The Mudcat Café TM
Thread #171074 Message #4137738
Posted By: keberoxu
24-Feb-22 - 09:41 PM
Thread Name: BS: Figure skaters: plus ca change . . .
Subject: BS: Figure skaters and Russian drama
We have old closed Mudcat threads about figure skaters in the Winter Olympics twenty years ago, with much muttering about doping scandals, coaching, and judging.
Well, doesn't that sound familiar, after what happened in the Winter Olympics this year.
As everybody must know by now, the story being a sensation: The fiercely competitive Russian figure-skating coach, Eteri Tutberidze, had big plans for three Russian athletes to sweep the medals platform for women's figure skating: Kamila Valieva, Alexandra Trusova, and Anna Shcherbakova. (I think that's how you spell them.) Probably in that order, because Valieva was doing extraordinary work, Trusova pursued an ambition for a certain jump and to do it an unprecedented number of times in one routine, and Shcherbakova was getting variable results.
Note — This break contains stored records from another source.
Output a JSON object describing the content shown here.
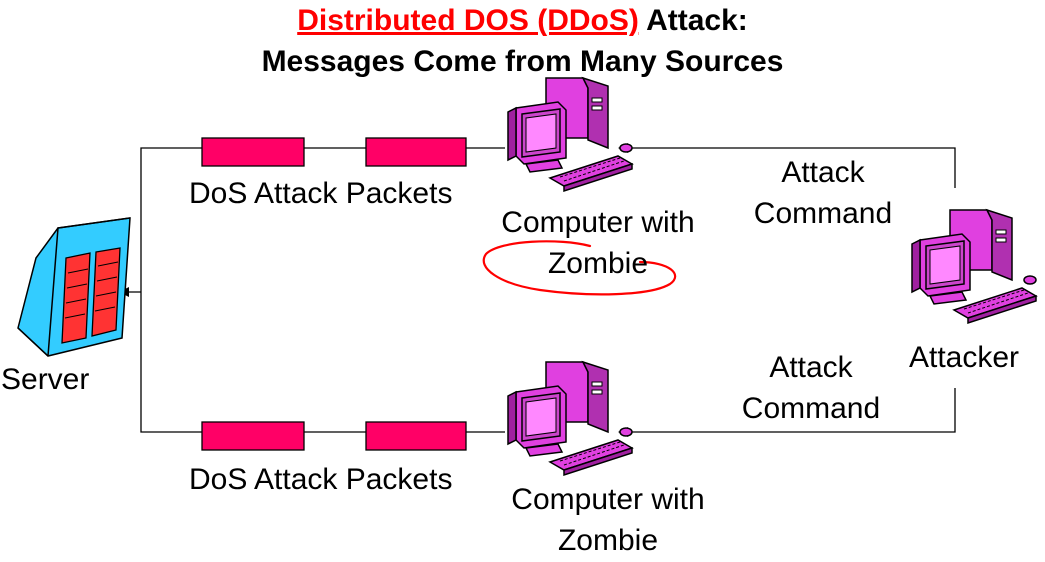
{
  "title": {
    "highlight": "Distributed DOS (DDoS)",
    "rest": " Attack:",
    "line2": "Messages Come from Many Sources"
  },
  "labels": {
    "server": "Server",
    "attacker": "Attacker",
    "packets_top": "DoS Attack Packets",
    "packets_bottom": "DoS Attack Packets",
    "zombie_top_line1": "Computer with",
    "zombie_top_line2": "Zombie",
    "zombie_bottom_line1": "Computer with",
    "zombie_bottom_line2": "Zombie",
    "command_top_line1": "Attack",
    "command_top_line2": "Command",
    "command_bottom_line1": "Attack",
    "command_bottom_line2": "Command"
  },
  "icons": {
    "server": "server-icon",
    "zombie": "computer-icon",
    "attacker": "computer-icon",
    "packet": "packet-block"
  },
  "colors": {
    "title_highlight": "#ff0000",
    "packet_fill": "#ff0066",
    "computer_fill": "#e040e0",
    "server_fill": "#33ccff",
    "server_panel": "#ff3333",
    "annotation_ink": "#ff0000",
    "line": "#000000"
  }
}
And as the entire civilized/plugged-in world now knows, Valieva didn't even make the medals in finishing fourth; Shcherbakova took the gold for her artistry and poise; Trusova's athletics got her the silver medal, but the roughness of her skating lost out to Shcherbakova; and the Japanese figure skater won the bronze medal.
It seems, reviewing and searching for news and commentaries, that while there was enough fuss with Valieva getting a positive banned-drug test result AND being a minor competing as a professional -- decisions are still being argued over on that point -- while coach Tutberidze's other two protegées were both competing for Olympic figure skating medals,
for the Russian public and fans, the drama started well before the Olympics in Beijing. As witness this English-language version of a Russian report. This is BEFORE the Beijing olympics, and already the report has a fan's fanatical intensity. It even mentions Yulia Lipnitskaya.
And she was the sensation at the Sochi Winter Olympics in 2014, also a protegée of coach Tutberidze, and ended up in treatment for anorexia nervosa, retiring from the profession.